C’est donc en Union soviétique que Vassílis Chatzipanagís voit le jour le 26 octobre 1954. Parmi les 20.000 grecs qui peuplent l’Ouzbékistan, Vassílis possède un talent balle au pied absolument unique. A 17 ans, un éclaireur du Dinamo Tachkent vient le recruter mais moins d’un an après, c’est le mastodonte du Pakhtakor qui vient toquer à sa porte.

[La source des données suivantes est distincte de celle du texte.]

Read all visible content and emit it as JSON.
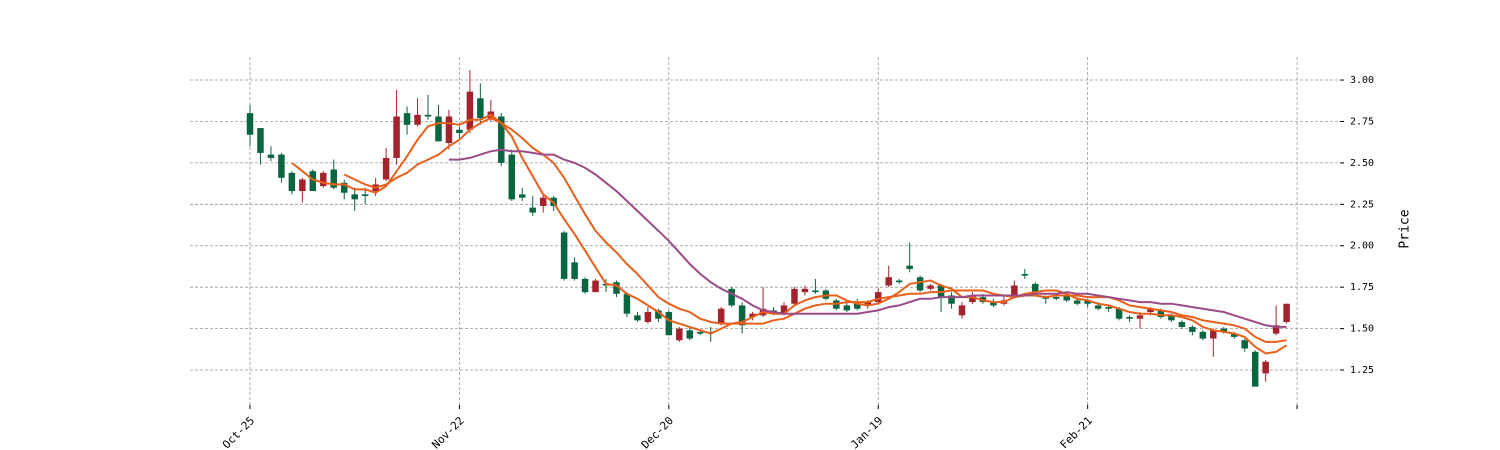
{
  "chart_data": {
    "type": "candlestick",
    "ylabel": "Price",
    "open": [
      2.8,
      2.71,
      2.55,
      2.55,
      2.44,
      2.33,
      2.45,
      2.36,
      2.46,
      2.38,
      2.31,
      2.31,
      2.33,
      2.4,
      2.53,
      2.8,
      2.73,
      2.79,
      2.78,
      2.62,
      2.7,
      2.7,
      2.89,
      2.77,
      2.78,
      2.55,
      2.31,
      2.23,
      2.24,
      2.29,
      2.08,
      1.9,
      1.8,
      1.72,
      1.77,
      1.78,
      1.71,
      1.58,
      1.54,
      1.61,
      1.6,
      1.43,
      1.49,
      1.48,
      1.48,
      1.53,
      1.74,
      1.64,
      1.57,
      1.58,
      1.61,
      1.59,
      1.65,
      1.72,
      1.73,
      1.73,
      1.67,
      1.64,
      1.65,
      1.64,
      1.66,
      1.76,
      1.79,
      1.88,
      1.81,
      1.74,
      1.76,
      1.7,
      1.58,
      1.66,
      1.69,
      1.66,
      1.65,
      1.7,
      1.83,
      1.77,
      1.69,
      1.69,
      1.7,
      1.67,
      1.67,
      1.64,
      1.63,
      1.62,
      1.57,
      1.56,
      1.6,
      1.61,
      1.58,
      1.54,
      1.51,
      1.48,
      1.44,
      1.5,
      1.47,
      1.43,
      1.36,
      1.23,
      1.47,
      1.54
    ],
    "high": [
      2.85,
      2.71,
      2.6,
      2.56,
      2.45,
      2.41,
      2.46,
      2.45,
      2.52,
      2.4,
      2.35,
      2.35,
      2.41,
      2.59,
      2.94,
      2.84,
      2.89,
      2.91,
      2.85,
      2.82,
      2.72,
      3.06,
      2.98,
      2.88,
      2.8,
      2.58,
      2.35,
      2.3,
      2.31,
      2.3,
      2.09,
      1.93,
      1.81,
      1.8,
      1.8,
      1.79,
      1.72,
      1.6,
      1.63,
      1.62,
      1.61,
      1.51,
      1.51,
      1.49,
      1.51,
      1.63,
      1.75,
      1.66,
      1.6,
      1.75,
      1.63,
      1.66,
      1.75,
      1.76,
      1.8,
      1.74,
      1.68,
      1.66,
      1.68,
      1.67,
      1.74,
      1.88,
      1.8,
      2.02,
      1.82,
      1.77,
      1.77,
      1.72,
      1.66,
      1.72,
      1.71,
      1.68,
      1.7,
      1.79,
      1.86,
      1.78,
      1.7,
      1.7,
      1.71,
      1.69,
      1.68,
      1.66,
      1.64,
      1.63,
      1.58,
      1.6,
      1.63,
      1.62,
      1.59,
      1.55,
      1.52,
      1.49,
      1.5,
      1.51,
      1.48,
      1.44,
      1.37,
      1.31,
      1.64,
      1.65
    ],
    "low": [
      2.6,
      2.49,
      2.51,
      2.38,
      2.31,
      2.26,
      2.33,
      2.35,
      2.34,
      2.28,
      2.21,
      2.25,
      2.3,
      2.39,
      2.49,
      2.67,
      2.72,
      2.76,
      2.63,
      2.58,
      2.65,
      2.68,
      2.73,
      2.75,
      2.48,
      2.27,
      2.27,
      2.18,
      2.2,
      2.21,
      1.79,
      1.79,
      1.71,
      1.72,
      1.72,
      1.69,
      1.57,
      1.54,
      1.53,
      1.54,
      1.46,
      1.42,
      1.43,
      1.46,
      1.42,
      1.52,
      1.63,
      1.47,
      1.55,
      1.57,
      1.58,
      1.58,
      1.64,
      1.7,
      1.71,
      1.67,
      1.61,
      1.6,
      1.61,
      1.62,
      1.65,
      1.75,
      1.77,
      1.84,
      1.72,
      1.73,
      1.6,
      1.62,
      1.56,
      1.65,
      1.65,
      1.63,
      1.64,
      1.69,
      1.8,
      1.7,
      1.65,
      1.67,
      1.66,
      1.64,
      1.63,
      1.61,
      1.6,
      1.55,
      1.54,
      1.5,
      1.58,
      1.56,
      1.54,
      1.5,
      1.46,
      1.43,
      1.33,
      1.47,
      1.44,
      1.36,
      1.15,
      1.18,
      1.46,
      1.53
    ],
    "close": [
      2.67,
      2.56,
      2.53,
      2.41,
      2.33,
      2.4,
      2.33,
      2.44,
      2.35,
      2.32,
      2.28,
      2.3,
      2.37,
      2.53,
      2.78,
      2.73,
      2.79,
      2.78,
      2.63,
      2.78,
      2.68,
      2.93,
      2.77,
      2.81,
      2.5,
      2.28,
      2.29,
      2.2,
      2.29,
      2.24,
      1.8,
      1.8,
      1.72,
      1.79,
      1.76,
      1.71,
      1.59,
      1.55,
      1.6,
      1.56,
      1.46,
      1.5,
      1.44,
      1.47,
      1.47,
      1.62,
      1.64,
      1.52,
      1.59,
      1.62,
      1.59,
      1.64,
      1.74,
      1.74,
      1.72,
      1.68,
      1.62,
      1.61,
      1.62,
      1.66,
      1.72,
      1.81,
      1.78,
      1.86,
      1.73,
      1.76,
      1.69,
      1.65,
      1.64,
      1.7,
      1.66,
      1.64,
      1.67,
      1.76,
      1.82,
      1.72,
      1.68,
      1.68,
      1.67,
      1.65,
      1.65,
      1.62,
      1.62,
      1.56,
      1.56,
      1.58,
      1.62,
      1.57,
      1.55,
      1.51,
      1.48,
      1.44,
      1.49,
      1.48,
      1.45,
      1.38,
      1.15,
      1.3,
      1.52,
      1.65
    ],
    "up_color": "#a3232d",
    "down_color": "#0a6640",
    "moving_averages": [
      {
        "color": "#e8601c",
        "values": [
          null,
          null,
          null,
          null,
          2.5,
          2.45,
          2.4,
          2.38,
          2.37,
          2.37,
          2.34,
          2.34,
          2.32,
          2.36,
          2.45,
          2.54,
          2.64,
          2.72,
          2.74,
          2.74,
          2.73,
          2.76,
          2.76,
          2.79,
          2.74,
          2.66,
          2.53,
          2.42,
          2.31,
          2.26,
          2.16,
          2.07,
          1.97,
          1.87,
          1.77,
          1.76,
          1.71,
          1.68,
          1.64,
          1.6,
          1.55,
          1.53,
          1.51,
          1.49,
          1.47,
          1.5,
          1.53,
          1.54,
          1.57,
          1.6,
          1.59,
          1.59,
          1.64,
          1.67,
          1.69,
          1.7,
          1.7,
          1.67,
          1.65,
          1.64,
          1.65,
          1.68,
          1.72,
          1.77,
          1.78,
          1.79,
          1.76,
          1.74,
          1.69,
          1.69,
          1.67,
          1.66,
          1.66,
          1.69,
          1.71,
          1.72,
          1.73,
          1.73,
          1.71,
          1.68,
          1.67,
          1.65,
          1.64,
          1.62,
          1.6,
          1.59,
          1.59,
          1.58,
          1.58,
          1.57,
          1.55,
          1.51,
          1.49,
          1.48,
          1.47,
          1.45,
          1.39,
          1.35,
          1.36,
          1.4
        ]
      },
      {
        "color": "#e8601c",
        "values": [
          null,
          null,
          null,
          null,
          null,
          null,
          null,
          null,
          null,
          2.43,
          2.4,
          2.37,
          2.35,
          2.37,
          2.41,
          2.44,
          2.49,
          2.52,
          2.55,
          2.6,
          2.64,
          2.7,
          2.74,
          2.77,
          2.74,
          2.7,
          2.65,
          2.59,
          2.55,
          2.5,
          2.41,
          2.3,
          2.19,
          2.09,
          2.02,
          1.96,
          1.89,
          1.83,
          1.76,
          1.69,
          1.65,
          1.62,
          1.6,
          1.56,
          1.54,
          1.53,
          1.53,
          1.53,
          1.53,
          1.53,
          1.55,
          1.56,
          1.59,
          1.62,
          1.64,
          1.65,
          1.65,
          1.66,
          1.66,
          1.66,
          1.68,
          1.69,
          1.7,
          1.71,
          1.71,
          1.72,
          1.72,
          1.73,
          1.73,
          1.73,
          1.73,
          1.71,
          1.7,
          1.69,
          1.7,
          1.7,
          1.69,
          1.7,
          1.7,
          1.7,
          1.69,
          1.69,
          1.69,
          1.67,
          1.64,
          1.63,
          1.62,
          1.61,
          1.6,
          1.58,
          1.57,
          1.55,
          1.54,
          1.53,
          1.52,
          1.5,
          1.45,
          1.42,
          1.42,
          1.43
        ]
      },
      {
        "color": "#9b4b86",
        "values": [
          null,
          null,
          null,
          null,
          null,
          null,
          null,
          null,
          null,
          null,
          null,
          null,
          null,
          null,
          null,
          null,
          null,
          null,
          null,
          2.52,
          2.52,
          2.53,
          2.55,
          2.57,
          2.58,
          2.57,
          2.57,
          2.56,
          2.55,
          2.55,
          2.52,
          2.5,
          2.47,
          2.43,
          2.38,
          2.33,
          2.27,
          2.21,
          2.15,
          2.09,
          2.03,
          1.96,
          1.89,
          1.83,
          1.78,
          1.74,
          1.71,
          1.68,
          1.64,
          1.61,
          1.6,
          1.59,
          1.59,
          1.59,
          1.59,
          1.59,
          1.59,
          1.59,
          1.59,
          1.6,
          1.61,
          1.63,
          1.64,
          1.66,
          1.68,
          1.68,
          1.69,
          1.69,
          1.69,
          1.7,
          1.7,
          1.7,
          1.7,
          1.7,
          1.7,
          1.71,
          1.71,
          1.71,
          1.72,
          1.71,
          1.71,
          1.7,
          1.69,
          1.68,
          1.67,
          1.66,
          1.66,
          1.65,
          1.65,
          1.64,
          1.63,
          1.62,
          1.61,
          1.6,
          1.58,
          1.56,
          1.54,
          1.52,
          1.51,
          1.51
        ]
      }
    ],
    "xlim": [
      -5.73,
      104.1
    ],
    "xticks": [
      {
        "value": 0,
        "label": "Oct-25"
      },
      {
        "value": 20,
        "label": "Nov-22"
      },
      {
        "value": 40,
        "label": "Dec-20"
      },
      {
        "value": 60,
        "label": "Jan-19"
      },
      {
        "value": 80,
        "label": "Feb-21"
      },
      {
        "value": 100,
        "label": null
      }
    ],
    "ylim": [
      1.039,
      3.139
    ],
    "yticks": [
      {
        "value": 1.25,
        "label": "1.25"
      },
      {
        "value": 1.5,
        "label": "1.50"
      },
      {
        "value": 1.75,
        "label": "1.75"
      },
      {
        "value": 2,
        "label": "2.00"
      },
      {
        "value": 2.25,
        "label": "2.25"
      },
      {
        "value": 2.5,
        "label": "2.50"
      },
      {
        "value": 2.75,
        "label": "2.75"
      },
      {
        "value": 3,
        "label": "3.00"
      }
    ],
    "grid": true
  }
}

Devant l’académie de jeunes du club, Vassílis fait le choix des « producteurs de coton ». Alors qu’il est encore mineur, il fait ses débuts en championnat face au Shakhtar Donetsk le 7 juillet 1972. La saison de ses débuts est déjà celle d’un premier titre. Porté par les 34 buts en 33 rencontres de Berador Abduraimov, le Pakhtakor remonte, un an après sa relégation. Mais le jeune Chatzipanagís attire également l’attention grâce à ses performances impressionnantes pour son jeune âge. A l’époque, parmi les jeunes ailiers gauche jouant en URSS, Vassílis est considéré comme le meilleur, si ce n’est pour le déjà international Blokhine.

Au moment de la montée du Pakhtakor en Ligue Supérieure, Chatzipanagís ne possède que la nationalité grecque et n’est donc pas éligible à jouer en championnat. Cela l’oblige à prendre la nationalité soviétique, permettant à la Sbornaia de récupérer le joyau grec.

Vladimir Fedorov, Mikhail An et Vassílis Chatzipanagís, un trio dont seul Chatzipanagís est encore en vie.

Le Pakhtakor se maintient en 1973 et termine même en milieu de tableau l’année suivante, ne finissant qu’à trois petits points de l’Europe. Cette même année, il est nommé comme second meilleur ailier gauche du championnat, toujours derrière l’astre Blokhine. Le coup d’éclat de la saison est néanmoins l’œuvre du gréco-soviétique.

Opposé au leader kiévien, vainqueur de la Coupe des Coupes quelques mois plus tôt et tout juste auréolé de sa double victoire face au Bayern en Supercoupe de l’UEFA, le modeste club ouzbek étrille la machine ukrainienne 5-0. Chatzipanagís ouvre le score en première période avant d’être le passeur décisif pour le second but du match. Vassílis fait le show et fait du pauvre Oleksandr Damin un pantin inanimé durant l’entièreté du match. Ce match ne change rien au championnat, le Dynamo reste en tête et finira finalement champion alors que le Pakhtakor conserve son avant-dernière place, synonyme de relégation, où elle terminera.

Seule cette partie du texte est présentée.